I'll do some mining of my archives for the Russian oil theory. The Second Law defines how unorganized materials will not turn themselves into organized materials spontaneously. Collections of disparate organic matter doesn't condense into very specific substances. While it can happen, it takes both extremely unusual timing, energy and conditions that are highly unlikely to occur over large areas of the world at about the same time. Nature supports greater chaos, not lesser.
Found it! http://en.wikipedia.org/wiki/Thomas_Gold. A rather brilliant individual who liked to shake things up. While frequently called a crackpot, was just as frequently found to be correct.
The hotspot and the path to the surface are both in transit. As to which is the more mobile and which the more stationary, to me the point is moot - geothermal resources are not either stable nor stationary.
Both TMI and Chernobyl are textbook examples of "if you try to break it, you will succeed." Both plants were undergoing tests by operators who were unprepared to run them. In both instances the reactions that resulted were predictable but unknown to the dimbulbs doing the testing. Fukishima #3 was in the process of being decommissioned, all of those plants are of designs that are now way past obsolete. The plants were not unsafe. Richter #9+ earthquakes and 70foot tsunamis are unsafe. Go to: http://mitnse.com/, the nuclear engineering site of MIT (that technical college in Massachusetts.) They also have an excellent comparison between TMI and Chernobyl.
I have no problem with solar or wind. But they are not replacements and they are not competitive.

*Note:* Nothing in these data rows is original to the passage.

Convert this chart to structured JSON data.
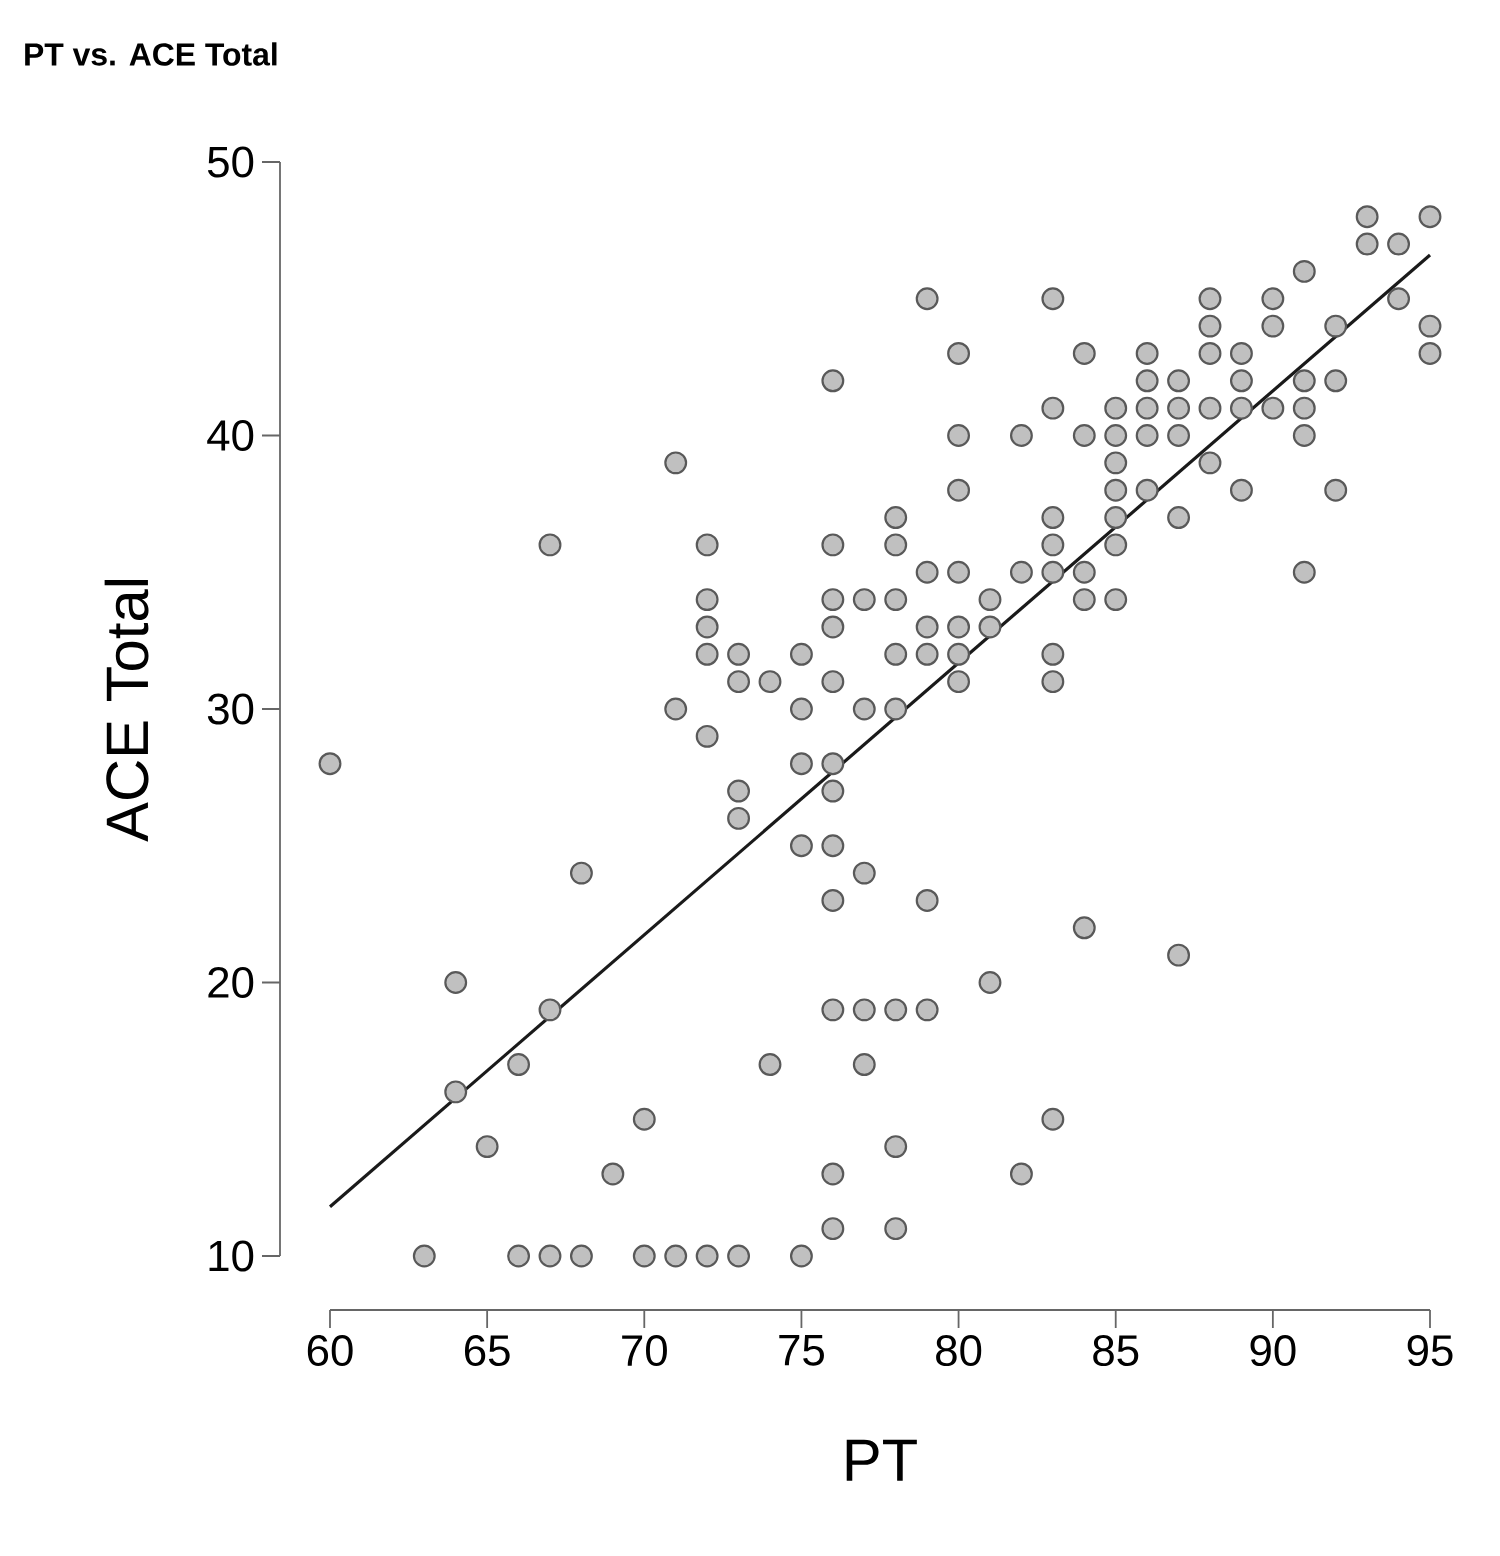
{
  "chart_data": {
    "type": "scatter",
    "title": "PT vs. ACE Total",
    "xlabel": "PT",
    "ylabel": "ACE Total",
    "xlim": [
      60,
      95
    ],
    "ylim": [
      10,
      50
    ],
    "xticks": [
      60,
      65,
      70,
      75,
      80,
      85,
      90,
      95
    ],
    "yticks": [
      10,
      20,
      30,
      40,
      50
    ],
    "grid": false,
    "series": [
      {
        "marker": "circle",
        "color": "#c0c0c0",
        "x": [
          60,
          63,
          64,
          64,
          65,
          66,
          66,
          67,
          67,
          67,
          68,
          68,
          69,
          70,
          70,
          71,
          71,
          71,
          72,
          72,
          72,
          72,
          72,
          72,
          73,
          73,
          73,
          73,
          73,
          74,
          74,
          75,
          75,
          75,
          75,
          75,
          76,
          76,
          76,
          76,
          76,
          76,
          76,
          76,
          76,
          76,
          76,
          76,
          77,
          77,
          77,
          77,
          77,
          78,
          78,
          78,
          78,
          78,
          78,
          78,
          78,
          79,
          79,
          79,
          79,
          79,
          79,
          80,
          80,
          80,
          80,
          80,
          80,
          80,
          81,
          81,
          81,
          82,
          82,
          82,
          83,
          83,
          83,
          83,
          83,
          83,
          83,
          83,
          84,
          84,
          84,
          84,
          84,
          85,
          85,
          85,
          85,
          85,
          85,
          85,
          86,
          86,
          86,
          86,
          86,
          87,
          87,
          87,
          87,
          87,
          88,
          88,
          88,
          88,
          88,
          89,
          89,
          89,
          89,
          90,
          90,
          90,
          91,
          91,
          91,
          91,
          91,
          92,
          92,
          92,
          93,
          93,
          94,
          94,
          95,
          95,
          95
        ],
        "values": [
          28,
          10,
          20,
          16,
          14,
          17,
          10,
          36,
          19,
          10,
          24,
          10,
          13,
          15,
          10,
          39,
          30,
          10,
          36,
          34,
          33,
          32,
          29,
          10,
          32,
          31,
          27,
          26,
          10,
          31,
          17,
          32,
          30,
          28,
          25,
          10,
          42,
          36,
          34,
          33,
          31,
          28,
          27,
          25,
          23,
          19,
          13,
          11,
          34,
          30,
          24,
          19,
          17,
          37,
          36,
          34,
          32,
          30,
          19,
          14,
          11,
          45,
          35,
          33,
          32,
          23,
          19,
          43,
          40,
          38,
          35,
          33,
          32,
          31,
          34,
          33,
          20,
          40,
          35,
          13,
          45,
          41,
          37,
          36,
          35,
          32,
          31,
          15,
          43,
          40,
          35,
          34,
          22,
          41,
          40,
          39,
          38,
          37,
          36,
          34,
          43,
          42,
          41,
          40,
          38,
          42,
          41,
          40,
          37,
          21,
          45,
          44,
          43,
          41,
          39,
          43,
          42,
          41,
          38,
          45,
          44,
          41,
          46,
          42,
          41,
          40,
          35,
          44,
          42,
          38,
          48,
          47,
          47,
          45,
          48,
          44,
          43
        ]
      },
      {
        "type": "line",
        "marker": "none",
        "color": "#1a1a1a",
        "x": [
          60,
          95
        ],
        "values": [
          11.8,
          46.6
        ]
      }
    ]
  }
}
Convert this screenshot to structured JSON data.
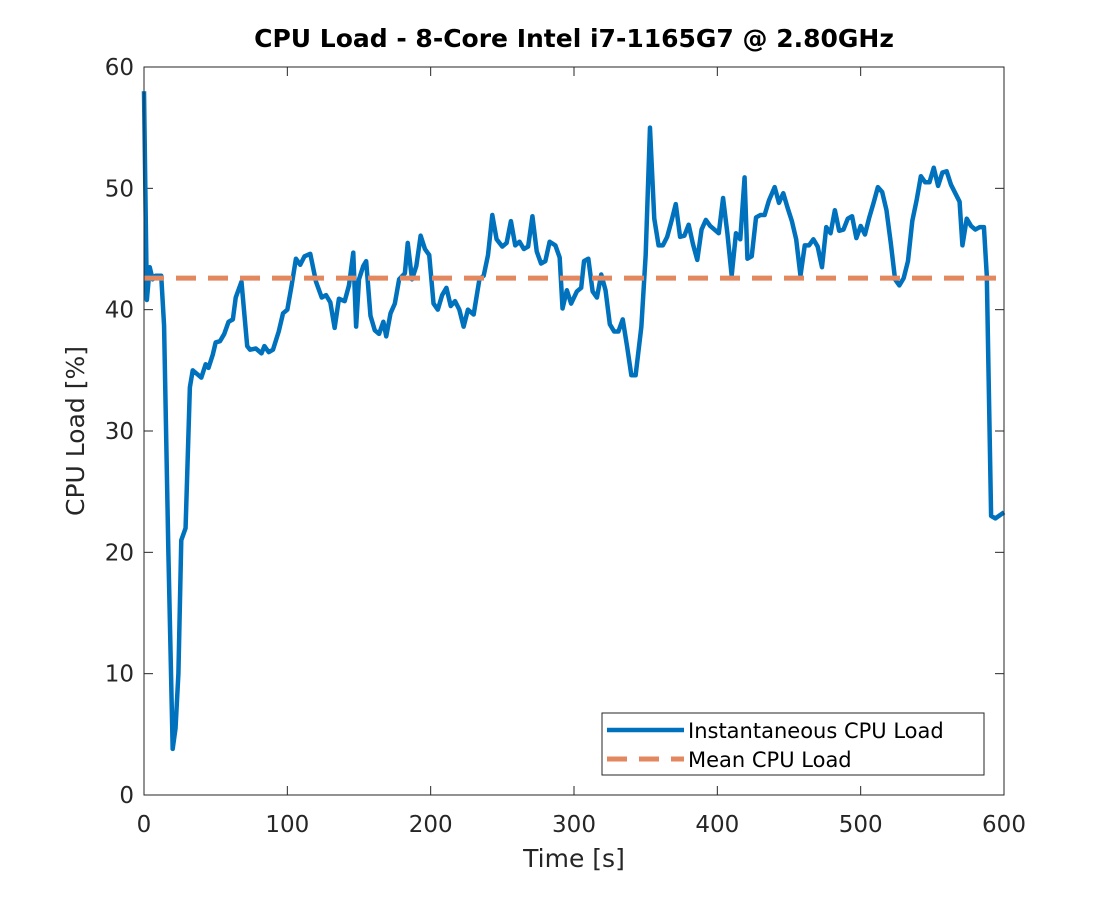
{
  "chart_data": {
    "type": "line",
    "title": "CPU Load - 8-Core Intel i7-1165G7 @ 2.80GHz",
    "xlabel": "Time [s]",
    "ylabel": "CPU Load [%]",
    "xlim": [
      0,
      600
    ],
    "ylim": [
      0,
      60
    ],
    "xticks": [
      0,
      100,
      200,
      300,
      400,
      500,
      600
    ],
    "yticks": [
      0,
      10,
      20,
      30,
      40,
      50,
      60
    ],
    "legend": "lower right",
    "series": [
      {
        "name": "Instantaneous CPU Load",
        "color": "#0072BD",
        "style": "solid",
        "x": [
          0,
          2,
          4,
          6,
          8,
          12,
          14,
          17,
          20,
          22,
          24,
          26,
          29,
          32,
          34,
          38,
          40,
          43,
          45,
          48,
          50,
          53,
          56,
          59,
          62,
          64,
          68,
          72,
          74,
          78,
          82,
          84,
          87,
          90,
          94,
          97,
          100,
          103,
          106,
          109,
          112,
          116,
          120,
          124,
          127,
          130,
          133,
          136,
          140,
          143,
          146,
          148,
          150,
          153,
          155,
          158,
          161,
          164,
          167,
          169,
          172,
          175,
          178,
          182,
          184,
          187,
          190,
          193,
          196,
          199,
          202,
          205,
          208,
          211,
          214,
          217,
          220,
          223,
          226,
          230,
          234,
          237,
          240,
          243,
          246,
          250,
          253,
          256,
          259,
          262,
          265,
          268,
          271,
          274,
          277,
          280,
          283,
          287,
          290,
          292,
          295,
          298,
          302,
          305,
          307,
          310,
          313,
          316,
          319,
          322,
          325,
          328,
          331,
          334,
          337,
          340,
          343,
          347,
          350,
          353,
          356,
          359,
          362,
          365,
          368,
          371,
          374,
          377,
          380,
          383,
          386,
          389,
          392,
          395,
          398,
          401,
          404,
          407,
          410,
          413,
          416,
          419,
          421,
          424,
          427,
          430,
          433,
          436,
          440,
          443,
          446,
          449,
          452,
          455,
          458,
          461,
          464,
          467,
          470,
          473,
          476,
          479,
          482,
          485,
          488,
          491,
          494,
          497,
          500,
          503,
          506,
          509,
          512,
          515,
          518,
          521,
          524,
          527,
          530,
          533,
          536,
          539,
          542,
          545,
          548,
          551,
          554,
          557,
          560,
          563,
          566,
          569,
          571,
          574,
          577,
          580,
          583,
          586,
          588,
          591,
          594,
          600
        ],
        "values": [
          58,
          40.8,
          43.5,
          42.5,
          42.8,
          42.8,
          38.7,
          20,
          3.8,
          5.5,
          10,
          21,
          22,
          33.6,
          35,
          34.6,
          34.4,
          35.5,
          35.2,
          36.3,
          37.3,
          37.4,
          38,
          39,
          39.2,
          41,
          42.3,
          37,
          36.7,
          36.8,
          36.4,
          37,
          36.5,
          36.7,
          38.2,
          39.7,
          40,
          42,
          44.2,
          43.7,
          44.4,
          44.6,
          42.3,
          41,
          41.2,
          40.6,
          38.5,
          40.9,
          40.7,
          42,
          44.7,
          38.6,
          42.5,
          43.6,
          44,
          39.5,
          38.3,
          38,
          39,
          37.8,
          39.7,
          40.5,
          42.5,
          43,
          45.5,
          42.5,
          43.6,
          46.1,
          45,
          44.5,
          40.5,
          40,
          41.2,
          41.8,
          40.3,
          40.7,
          40,
          38.6,
          40,
          39.6,
          42.5,
          42.8,
          44.5,
          47.8,
          45.8,
          45.2,
          45.5,
          47.3,
          45.3,
          45.6,
          45,
          45.2,
          47.7,
          44.8,
          43.8,
          44,
          45.6,
          45.3,
          44.3,
          40.1,
          41.6,
          40.5,
          41.5,
          41.8,
          44,
          44.2,
          41.5,
          41,
          42.9,
          41.6,
          38.8,
          38.2,
          38.2,
          39.2,
          37,
          34.6,
          34.6,
          38.6,
          44.5,
          55,
          47.5,
          45.3,
          45.3,
          46,
          47.3,
          48.7,
          46,
          46.1,
          47,
          45.4,
          44.1,
          46.6,
          47.4,
          46.9,
          46.6,
          46.3,
          49.2,
          46.3,
          42.8,
          46.3,
          45.8,
          50.9,
          44.2,
          44.4,
          47.6,
          47.8,
          47.8,
          49,
          50.1,
          48.8,
          49.6,
          48.4,
          47.3,
          45.8,
          42.8,
          45.3,
          45.3,
          45.8,
          45.2,
          43.5,
          46.8,
          46.3,
          48.2,
          46.5,
          46.6,
          47.5,
          47.7,
          45.9,
          46.9,
          46.2,
          47.6,
          48.8,
          50.1,
          49.7,
          48.2,
          45.5,
          42.5,
          42,
          42.6,
          44,
          47.3,
          49,
          51,
          50.5,
          50.5,
          51.7,
          50.2,
          51.3,
          51.4,
          50.3,
          49.6,
          48.9,
          45.3,
          47.5,
          46.9,
          46.6,
          46.8,
          46.8,
          42.8,
          23,
          22.8,
          23.3
        ]
      },
      {
        "name": "Mean CPU Load",
        "color": "#E3875F",
        "style": "dashed",
        "x": [
          0,
          600
        ],
        "values": [
          42.6,
          42.6
        ]
      }
    ]
  }
}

Fuel costs are not the driving issue in the cost of delivered energy. They do have an impact, true, but are not the sole determinant of the cost of the delivered erg or btu or watt or horsepower or jule or whatever unit of energy measure chosen. Regardless of what "progressives" (who changed their name to 'Democrat' due to the association with communists in the early 20th century) try to imagine, the laws of physics don't really lend themselves to congressional change or presidential veto.